Prediction and validation of mouse meiosis-essential genes based on spermatogenesis proteome dynamics.

2020 
The molecular mechanism associated with mammalian meiosis has yet to be fully explored, and one of the main reasons for this lack of exploration is that some meiosis-essential genes are still unknown. The profiling of gene expression during spermatogenesis has been performed in previous studies, yet few studies have aimed to find new functional genes. Since there is a huge gap between the number of genes that are able to be quantified and the number of genes that can be characterized by phenotype screening in one assay, an efficient method to rank quantified genes according to phenotypic relevance is of great importance. We proposed to rank genes by the probability of their function in mammalian meiosis based on global protein abundance using machine learning. Here, nine types of germ cells focusing on continual substages of meiosis prophase I were isolated, and the corresponding proteomes were quantified by high-resolution mass spectrometry.
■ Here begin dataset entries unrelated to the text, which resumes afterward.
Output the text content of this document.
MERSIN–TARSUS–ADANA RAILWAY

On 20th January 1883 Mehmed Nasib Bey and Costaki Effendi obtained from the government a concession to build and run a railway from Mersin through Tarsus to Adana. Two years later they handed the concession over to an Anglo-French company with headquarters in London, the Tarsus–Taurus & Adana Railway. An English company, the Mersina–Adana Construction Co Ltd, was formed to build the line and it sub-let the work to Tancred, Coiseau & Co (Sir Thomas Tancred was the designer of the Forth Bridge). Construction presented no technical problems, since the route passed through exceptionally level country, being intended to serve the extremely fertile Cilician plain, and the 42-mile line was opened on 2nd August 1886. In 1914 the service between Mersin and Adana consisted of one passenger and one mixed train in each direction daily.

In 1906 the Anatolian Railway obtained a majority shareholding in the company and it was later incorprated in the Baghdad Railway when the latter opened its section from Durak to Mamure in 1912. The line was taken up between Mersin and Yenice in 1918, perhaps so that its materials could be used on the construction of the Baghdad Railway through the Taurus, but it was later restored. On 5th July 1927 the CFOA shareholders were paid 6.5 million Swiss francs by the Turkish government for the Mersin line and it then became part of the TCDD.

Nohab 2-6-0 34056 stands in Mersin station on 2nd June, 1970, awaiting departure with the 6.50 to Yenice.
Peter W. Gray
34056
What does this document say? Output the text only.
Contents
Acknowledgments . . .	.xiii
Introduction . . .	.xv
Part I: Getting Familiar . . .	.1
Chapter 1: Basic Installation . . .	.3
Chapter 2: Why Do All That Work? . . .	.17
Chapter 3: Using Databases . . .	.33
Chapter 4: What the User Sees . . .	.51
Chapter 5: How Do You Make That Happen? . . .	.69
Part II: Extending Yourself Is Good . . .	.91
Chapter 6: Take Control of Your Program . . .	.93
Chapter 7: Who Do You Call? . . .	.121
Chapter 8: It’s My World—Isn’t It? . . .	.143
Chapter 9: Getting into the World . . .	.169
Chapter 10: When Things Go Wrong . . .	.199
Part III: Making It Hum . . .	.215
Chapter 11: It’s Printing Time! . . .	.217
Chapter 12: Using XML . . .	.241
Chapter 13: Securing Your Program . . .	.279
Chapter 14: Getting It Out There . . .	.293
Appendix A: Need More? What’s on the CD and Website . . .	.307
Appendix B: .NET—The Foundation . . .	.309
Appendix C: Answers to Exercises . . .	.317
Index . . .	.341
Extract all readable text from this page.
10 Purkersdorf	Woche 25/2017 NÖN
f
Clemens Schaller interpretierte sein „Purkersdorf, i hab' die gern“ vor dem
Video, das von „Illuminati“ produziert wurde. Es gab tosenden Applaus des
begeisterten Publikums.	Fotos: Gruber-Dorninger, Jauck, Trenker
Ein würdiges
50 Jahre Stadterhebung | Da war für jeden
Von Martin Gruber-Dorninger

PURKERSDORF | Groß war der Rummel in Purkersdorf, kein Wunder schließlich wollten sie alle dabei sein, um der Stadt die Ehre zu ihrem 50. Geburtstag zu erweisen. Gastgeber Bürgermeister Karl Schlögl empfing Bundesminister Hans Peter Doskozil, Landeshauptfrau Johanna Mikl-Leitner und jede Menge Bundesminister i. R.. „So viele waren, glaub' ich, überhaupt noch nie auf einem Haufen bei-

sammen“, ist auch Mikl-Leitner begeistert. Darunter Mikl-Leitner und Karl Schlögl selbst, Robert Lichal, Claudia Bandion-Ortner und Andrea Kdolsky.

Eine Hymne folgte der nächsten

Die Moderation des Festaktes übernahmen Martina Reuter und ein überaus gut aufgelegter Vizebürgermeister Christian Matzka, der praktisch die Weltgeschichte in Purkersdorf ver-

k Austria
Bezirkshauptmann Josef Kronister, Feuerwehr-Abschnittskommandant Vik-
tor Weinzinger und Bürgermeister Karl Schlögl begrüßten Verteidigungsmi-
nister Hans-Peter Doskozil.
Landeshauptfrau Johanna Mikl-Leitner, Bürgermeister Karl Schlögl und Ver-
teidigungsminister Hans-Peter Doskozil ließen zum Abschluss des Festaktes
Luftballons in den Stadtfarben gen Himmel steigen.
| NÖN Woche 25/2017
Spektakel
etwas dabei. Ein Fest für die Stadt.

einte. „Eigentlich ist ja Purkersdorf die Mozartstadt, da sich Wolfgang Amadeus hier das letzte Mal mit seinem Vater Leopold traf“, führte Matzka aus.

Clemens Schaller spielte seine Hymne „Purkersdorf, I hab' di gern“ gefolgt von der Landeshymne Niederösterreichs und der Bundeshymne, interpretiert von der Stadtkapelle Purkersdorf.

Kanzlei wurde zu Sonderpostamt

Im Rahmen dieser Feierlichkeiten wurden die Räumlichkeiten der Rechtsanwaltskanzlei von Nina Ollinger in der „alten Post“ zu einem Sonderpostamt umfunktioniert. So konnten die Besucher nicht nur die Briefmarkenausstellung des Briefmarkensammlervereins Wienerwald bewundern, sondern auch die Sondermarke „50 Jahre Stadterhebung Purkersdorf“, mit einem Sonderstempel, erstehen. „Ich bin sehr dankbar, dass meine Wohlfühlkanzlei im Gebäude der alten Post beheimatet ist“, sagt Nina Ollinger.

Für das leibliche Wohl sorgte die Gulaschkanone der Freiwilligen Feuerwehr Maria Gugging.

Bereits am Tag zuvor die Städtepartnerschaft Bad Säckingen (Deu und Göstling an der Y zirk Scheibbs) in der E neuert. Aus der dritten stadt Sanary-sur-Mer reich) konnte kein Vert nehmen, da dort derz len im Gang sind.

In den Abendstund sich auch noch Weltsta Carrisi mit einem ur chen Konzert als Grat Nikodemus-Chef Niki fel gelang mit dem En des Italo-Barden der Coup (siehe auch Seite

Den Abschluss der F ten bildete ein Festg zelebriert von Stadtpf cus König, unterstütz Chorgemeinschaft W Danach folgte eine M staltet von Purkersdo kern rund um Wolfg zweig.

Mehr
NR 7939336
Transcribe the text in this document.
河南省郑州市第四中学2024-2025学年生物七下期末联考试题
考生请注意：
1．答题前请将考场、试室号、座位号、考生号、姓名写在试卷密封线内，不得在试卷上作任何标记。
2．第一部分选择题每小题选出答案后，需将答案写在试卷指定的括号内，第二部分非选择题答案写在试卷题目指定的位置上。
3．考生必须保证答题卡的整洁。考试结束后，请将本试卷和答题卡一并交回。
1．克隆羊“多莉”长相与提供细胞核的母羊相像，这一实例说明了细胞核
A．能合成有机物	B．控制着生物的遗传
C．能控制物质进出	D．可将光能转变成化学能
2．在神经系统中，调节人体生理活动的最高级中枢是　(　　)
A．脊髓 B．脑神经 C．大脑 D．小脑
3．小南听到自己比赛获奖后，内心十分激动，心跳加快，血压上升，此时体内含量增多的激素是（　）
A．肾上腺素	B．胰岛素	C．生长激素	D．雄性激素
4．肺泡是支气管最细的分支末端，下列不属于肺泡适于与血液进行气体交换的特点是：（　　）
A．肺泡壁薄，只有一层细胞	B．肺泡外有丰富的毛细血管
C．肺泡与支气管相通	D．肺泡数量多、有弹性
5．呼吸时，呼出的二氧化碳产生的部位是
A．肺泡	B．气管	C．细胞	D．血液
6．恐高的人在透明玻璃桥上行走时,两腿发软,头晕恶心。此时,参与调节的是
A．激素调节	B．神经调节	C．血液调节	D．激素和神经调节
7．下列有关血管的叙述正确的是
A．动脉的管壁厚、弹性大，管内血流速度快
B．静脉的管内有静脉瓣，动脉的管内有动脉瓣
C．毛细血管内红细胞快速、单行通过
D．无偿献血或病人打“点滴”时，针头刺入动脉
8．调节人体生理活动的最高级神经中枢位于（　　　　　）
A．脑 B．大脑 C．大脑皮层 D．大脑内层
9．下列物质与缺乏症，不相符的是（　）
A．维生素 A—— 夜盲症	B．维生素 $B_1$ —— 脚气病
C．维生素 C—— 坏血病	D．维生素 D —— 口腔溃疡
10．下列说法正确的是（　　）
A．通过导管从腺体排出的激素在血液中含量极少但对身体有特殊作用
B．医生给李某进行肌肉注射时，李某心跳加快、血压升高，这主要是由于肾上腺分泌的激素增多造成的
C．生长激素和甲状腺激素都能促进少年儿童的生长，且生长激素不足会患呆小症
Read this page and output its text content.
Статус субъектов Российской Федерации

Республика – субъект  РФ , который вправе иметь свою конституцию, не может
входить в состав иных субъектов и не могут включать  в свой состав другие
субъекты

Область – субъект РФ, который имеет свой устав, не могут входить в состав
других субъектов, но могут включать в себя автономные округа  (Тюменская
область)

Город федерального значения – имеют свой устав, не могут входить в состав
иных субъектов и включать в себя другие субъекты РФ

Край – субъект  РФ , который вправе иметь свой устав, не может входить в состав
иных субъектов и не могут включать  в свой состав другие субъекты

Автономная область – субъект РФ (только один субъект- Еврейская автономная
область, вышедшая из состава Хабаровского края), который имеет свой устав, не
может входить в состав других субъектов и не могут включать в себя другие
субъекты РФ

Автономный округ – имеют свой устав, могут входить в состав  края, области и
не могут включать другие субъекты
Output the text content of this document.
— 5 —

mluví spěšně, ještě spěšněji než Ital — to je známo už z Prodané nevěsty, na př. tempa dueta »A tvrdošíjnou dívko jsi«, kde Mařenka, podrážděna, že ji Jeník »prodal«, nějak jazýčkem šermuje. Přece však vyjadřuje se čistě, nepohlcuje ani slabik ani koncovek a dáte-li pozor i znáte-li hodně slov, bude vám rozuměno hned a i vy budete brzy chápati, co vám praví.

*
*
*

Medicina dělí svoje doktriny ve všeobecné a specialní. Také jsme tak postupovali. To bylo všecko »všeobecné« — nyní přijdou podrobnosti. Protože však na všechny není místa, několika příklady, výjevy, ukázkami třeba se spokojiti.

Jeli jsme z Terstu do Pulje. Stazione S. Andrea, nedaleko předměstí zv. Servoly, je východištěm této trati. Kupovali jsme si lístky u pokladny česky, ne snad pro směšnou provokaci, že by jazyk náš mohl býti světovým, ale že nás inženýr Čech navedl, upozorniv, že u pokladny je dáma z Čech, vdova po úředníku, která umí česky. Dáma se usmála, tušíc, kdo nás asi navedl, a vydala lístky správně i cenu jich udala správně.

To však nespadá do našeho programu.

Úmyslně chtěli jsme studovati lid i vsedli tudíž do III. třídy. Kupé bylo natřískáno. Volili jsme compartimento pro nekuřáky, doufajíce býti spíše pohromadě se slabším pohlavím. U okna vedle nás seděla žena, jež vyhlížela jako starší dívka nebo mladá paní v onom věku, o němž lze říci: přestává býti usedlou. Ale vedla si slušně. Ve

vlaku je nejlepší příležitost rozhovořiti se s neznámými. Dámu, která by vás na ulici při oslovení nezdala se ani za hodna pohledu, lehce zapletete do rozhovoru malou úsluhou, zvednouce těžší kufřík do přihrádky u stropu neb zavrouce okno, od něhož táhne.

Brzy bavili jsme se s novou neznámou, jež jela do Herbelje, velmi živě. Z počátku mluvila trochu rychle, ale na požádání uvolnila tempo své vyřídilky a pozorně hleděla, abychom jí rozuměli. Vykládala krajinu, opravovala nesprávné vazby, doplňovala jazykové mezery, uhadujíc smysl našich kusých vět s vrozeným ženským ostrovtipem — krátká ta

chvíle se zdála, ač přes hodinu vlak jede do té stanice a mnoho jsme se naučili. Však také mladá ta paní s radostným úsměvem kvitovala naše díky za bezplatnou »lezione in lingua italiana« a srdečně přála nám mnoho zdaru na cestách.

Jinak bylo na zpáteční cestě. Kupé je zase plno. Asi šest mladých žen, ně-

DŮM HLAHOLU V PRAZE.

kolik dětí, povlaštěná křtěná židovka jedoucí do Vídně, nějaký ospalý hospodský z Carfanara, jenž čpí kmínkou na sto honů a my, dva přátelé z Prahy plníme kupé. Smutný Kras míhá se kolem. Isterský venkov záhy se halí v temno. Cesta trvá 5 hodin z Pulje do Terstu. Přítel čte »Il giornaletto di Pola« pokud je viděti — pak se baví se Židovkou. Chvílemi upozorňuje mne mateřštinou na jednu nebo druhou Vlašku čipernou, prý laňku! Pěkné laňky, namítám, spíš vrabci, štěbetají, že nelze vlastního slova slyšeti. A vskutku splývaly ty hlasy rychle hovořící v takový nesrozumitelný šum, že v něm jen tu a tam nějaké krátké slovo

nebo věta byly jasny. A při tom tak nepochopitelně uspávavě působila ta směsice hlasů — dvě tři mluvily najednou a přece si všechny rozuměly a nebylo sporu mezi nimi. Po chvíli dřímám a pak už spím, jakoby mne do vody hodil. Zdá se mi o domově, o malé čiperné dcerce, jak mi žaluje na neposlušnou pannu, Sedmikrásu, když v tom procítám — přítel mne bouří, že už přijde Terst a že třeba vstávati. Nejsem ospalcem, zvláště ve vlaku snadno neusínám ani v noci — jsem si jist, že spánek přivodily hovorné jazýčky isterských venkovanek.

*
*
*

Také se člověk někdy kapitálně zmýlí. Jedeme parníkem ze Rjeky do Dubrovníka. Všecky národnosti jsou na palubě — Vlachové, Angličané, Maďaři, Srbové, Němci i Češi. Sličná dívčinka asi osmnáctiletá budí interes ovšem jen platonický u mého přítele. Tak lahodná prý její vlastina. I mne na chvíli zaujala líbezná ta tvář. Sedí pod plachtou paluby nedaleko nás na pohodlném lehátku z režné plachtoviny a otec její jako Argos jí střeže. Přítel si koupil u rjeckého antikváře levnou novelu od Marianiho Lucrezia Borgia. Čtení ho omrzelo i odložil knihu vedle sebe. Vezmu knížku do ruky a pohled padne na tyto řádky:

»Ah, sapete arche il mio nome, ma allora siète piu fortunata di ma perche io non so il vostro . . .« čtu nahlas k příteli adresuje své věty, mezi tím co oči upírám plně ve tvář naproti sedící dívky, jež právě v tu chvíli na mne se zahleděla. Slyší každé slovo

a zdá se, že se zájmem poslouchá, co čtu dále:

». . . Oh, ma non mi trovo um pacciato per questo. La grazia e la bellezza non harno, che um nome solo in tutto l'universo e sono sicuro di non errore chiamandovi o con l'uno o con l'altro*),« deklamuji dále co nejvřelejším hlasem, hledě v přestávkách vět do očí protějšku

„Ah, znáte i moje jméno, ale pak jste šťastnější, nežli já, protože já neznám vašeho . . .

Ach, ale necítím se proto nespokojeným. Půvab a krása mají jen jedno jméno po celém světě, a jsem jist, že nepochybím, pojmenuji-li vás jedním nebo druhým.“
By combining meiotic labels annotated from the MGI mouse knockout database and the spermatogenesis proteomics dataset, a supervised machine learning package, FuncProFinder, was developed to rank meiosis-essential candidates. Of the candidates whose functions were unannotated, four of ten genes with the top prediction scores, Zcwpw1, Tesmin, 1700102P08Rik and Kctd19, were validated as meiosis-essential genes by knockout mouse models. Therefore,  mammalian meiosis-essential genes could be efficiently predicted based on the protein abundance dataset, which provides a paradigm for other functional gene mining from a related abundance dataset.